__Title__

**[R] minbound** -- Minimize a scalar function on a range

__Syntax__

**minbound** *progname***,** __ran__**ge(***#1 #2***)** [ **from(***#***)** __arg__**uments(***str***)** __tol__**erance(***#***)**
__iter__**ate(***#***)** __miss__**ing** __tr__**ace** ]

__Description__

**minbound** minimizes a smooth scalar function on a range using function
values only (Brent 1973). The function *progname* should be implemented as
an rclass program; it should accept as the first argument the value x
with respect to which the function is to be evaluated, as well as
optional other arguments transferred with the option **arguments()**; and it
should return the function value in **r(fx)**.

__Options__

**range(***#1 #2***)** is not optional; it specifies the range over which the
function is to be minimized. #1 and #2 may be literals or
expressions and should be separated by a comma or space.

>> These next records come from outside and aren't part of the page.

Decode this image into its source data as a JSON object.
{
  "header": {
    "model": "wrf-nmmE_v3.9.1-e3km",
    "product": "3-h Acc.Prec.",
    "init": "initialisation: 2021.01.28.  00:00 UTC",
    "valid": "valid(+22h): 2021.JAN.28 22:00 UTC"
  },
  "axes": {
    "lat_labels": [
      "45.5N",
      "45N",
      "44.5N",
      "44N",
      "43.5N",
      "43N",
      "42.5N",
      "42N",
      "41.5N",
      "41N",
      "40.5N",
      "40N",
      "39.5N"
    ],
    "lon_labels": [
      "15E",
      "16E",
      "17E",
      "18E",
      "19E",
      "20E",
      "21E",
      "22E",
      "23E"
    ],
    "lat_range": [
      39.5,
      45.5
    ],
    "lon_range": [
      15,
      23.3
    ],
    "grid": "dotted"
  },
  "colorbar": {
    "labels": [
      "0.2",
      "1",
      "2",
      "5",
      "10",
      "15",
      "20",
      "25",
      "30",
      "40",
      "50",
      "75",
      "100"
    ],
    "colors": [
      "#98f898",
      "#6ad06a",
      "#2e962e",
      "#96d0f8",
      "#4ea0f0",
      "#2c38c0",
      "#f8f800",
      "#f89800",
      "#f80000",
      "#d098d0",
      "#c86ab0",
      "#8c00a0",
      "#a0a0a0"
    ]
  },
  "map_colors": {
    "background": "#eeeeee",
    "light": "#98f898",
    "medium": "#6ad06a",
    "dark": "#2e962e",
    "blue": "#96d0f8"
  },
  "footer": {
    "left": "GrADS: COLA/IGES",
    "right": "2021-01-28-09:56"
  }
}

**from(***#***)** specifies an initial value. It should satisfy the range
conditions.

**arguments(***str***)** specifies optional arguments for *progname*. Multiple
arguments are separated by spaces.

**tolerance(***#***)** specifies the tolerance for the minimizer x. The default is
1e-5.

**iterate(***#***)** specifies the maximum number of iterations. The default is
100.

**missing** specifies that missing values returned by *progname* be treated as
ordinary values (that is, larger than any nonmissing values). The
default behavior is that missing function values are an error.

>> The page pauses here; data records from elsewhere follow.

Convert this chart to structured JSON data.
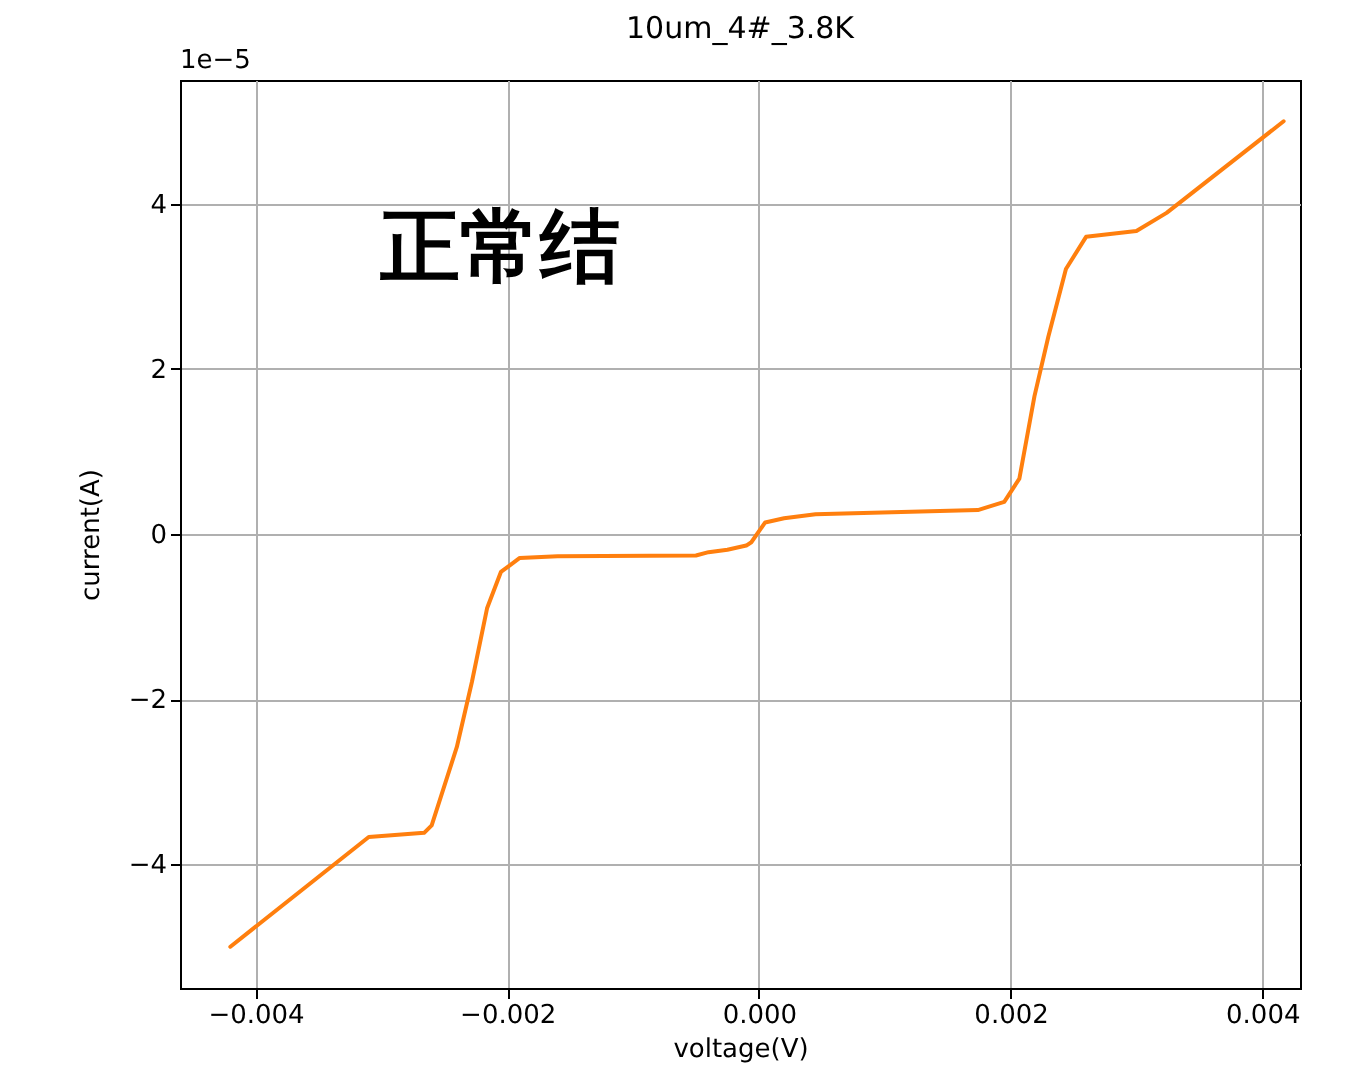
{
  "chart_data": {
    "type": "line",
    "title": "10um_4#_3.8K",
    "xlabel": "voltage(V)",
    "ylabel": "current(A)",
    "annotations": [
      "1e−5",
      "正常结"
    ],
    "series": [
      {
        "color": "#ff7f0e",
        "x": [
          -0.0042,
          -0.0031,
          -0.00266,
          -0.0026,
          -0.0024,
          -0.00228,
          -0.00216,
          -0.00205,
          -0.0019,
          -0.0016,
          -0.0005,
          -0.0004,
          -0.00025,
          -0.0001,
          -6e-05,
          5e-05,
          0.0002,
          0.00045,
          0.00174,
          0.00195,
          0.00207,
          0.00219,
          0.0023,
          0.00244,
          0.0026,
          0.003,
          0.00324,
          0.00417
        ],
        "values": [
          -5.0,
          -3.67,
          -3.62,
          -3.53,
          -2.58,
          -1.79,
          -0.9,
          -0.46,
          -0.29,
          -0.27,
          -0.26,
          -0.22,
          -0.19,
          -0.14,
          -0.1,
          0.14,
          0.19,
          0.24,
          0.29,
          0.39,
          0.67,
          1.67,
          2.39,
          3.21,
          3.6,
          3.67,
          3.89,
          5.0
        ]
      }
    ],
    "xlim": [
      -0.0046,
      0.0043
    ],
    "ylim": [
      -5.5,
      5.5
    ],
    "xticks": [
      {
        "value": -0.004,
        "label": "−0.004"
      },
      {
        "value": -0.002,
        "label": "−0.002"
      },
      {
        "value": 0,
        "label": "0.000"
      },
      {
        "value": 0.002,
        "label": "0.002"
      },
      {
        "value": 0.004,
        "label": "0.004"
      }
    ],
    "yticks": [
      {
        "value": -4,
        "label": "−4"
      },
      {
        "value": -2,
        "label": "−2"
      },
      0,
      2,
      4
    ],
    "grid": true,
    "line_style": "solid",
    "marker": "none"
  }
}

**trace** displays an iteration trace.

__Examples__

We want to minimize the quadratic function f(x) = x^2.

**. program quadratic, rclass**
** return scalar fx = (`1')^2**
** end**

**. minbound quadratic, range(0 2)**
**. minbound quadratic, range(-4 4) from(2) trace**

Note: We suggest that you code the program **quadratic** somewhat less
concisely as

**. program quadratic, rclass**
** version 9**
** args x**
** return scalar fx = (`x')^2**
** end**

We can also write a more general function that minimizes a general
quadratic function ax^2+bx+c with respect to x.

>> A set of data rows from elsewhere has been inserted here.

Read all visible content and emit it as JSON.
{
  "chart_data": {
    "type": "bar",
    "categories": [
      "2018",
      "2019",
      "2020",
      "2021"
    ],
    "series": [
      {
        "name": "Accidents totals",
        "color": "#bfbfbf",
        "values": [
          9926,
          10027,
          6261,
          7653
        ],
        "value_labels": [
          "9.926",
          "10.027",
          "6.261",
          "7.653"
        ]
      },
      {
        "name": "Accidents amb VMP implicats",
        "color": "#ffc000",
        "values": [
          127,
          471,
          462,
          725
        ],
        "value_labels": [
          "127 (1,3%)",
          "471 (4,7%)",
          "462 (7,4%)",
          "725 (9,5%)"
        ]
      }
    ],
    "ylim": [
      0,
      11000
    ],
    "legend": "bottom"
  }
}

**. program quadratic2, rclass**
** version 9**
** args x a b c**
** return scalar fx = `a'*(`x')^2 + `b'*`x' + `c'**
** end**

To minimize 2x^2-3x+1 with respect to x on [-100,100], you type

**. minbound quadratic2, range(-100 100) arg(2 -3 1)**

We can also minimize the inverted U-shaped parabola -2x^2+3x+1 with
respect to x on [-1,1] -- the minimizer is at the boundary of the range,

**. minbound quadratic2, range(-1 1) arg(-2 3 1)**

__Stored results__

**minbound** stores the following in **r()**:

**r(x)** minimizer
**r(fx)** function value in x
**r(gx)** first-order derivative of f with respect to x
**r(hx)** second-order derivative of f with respect to x

__References__

Brent, R. P. 1973. *Algorithms for Minimization without Derivatives*.
Englewood Cliffs, NJ: Prentice Hall. (Reprinted in paperback by
Dover Publications, Mineola, NY, January 2002.)

Press, W. H., B. P. Flannery, S. A. Teukolsky, and W. T. Vetterling.
1989. *Numerical Recipes in Pascal: The Art of Scientific Computing*.
Cambridge: Cambridge University Press.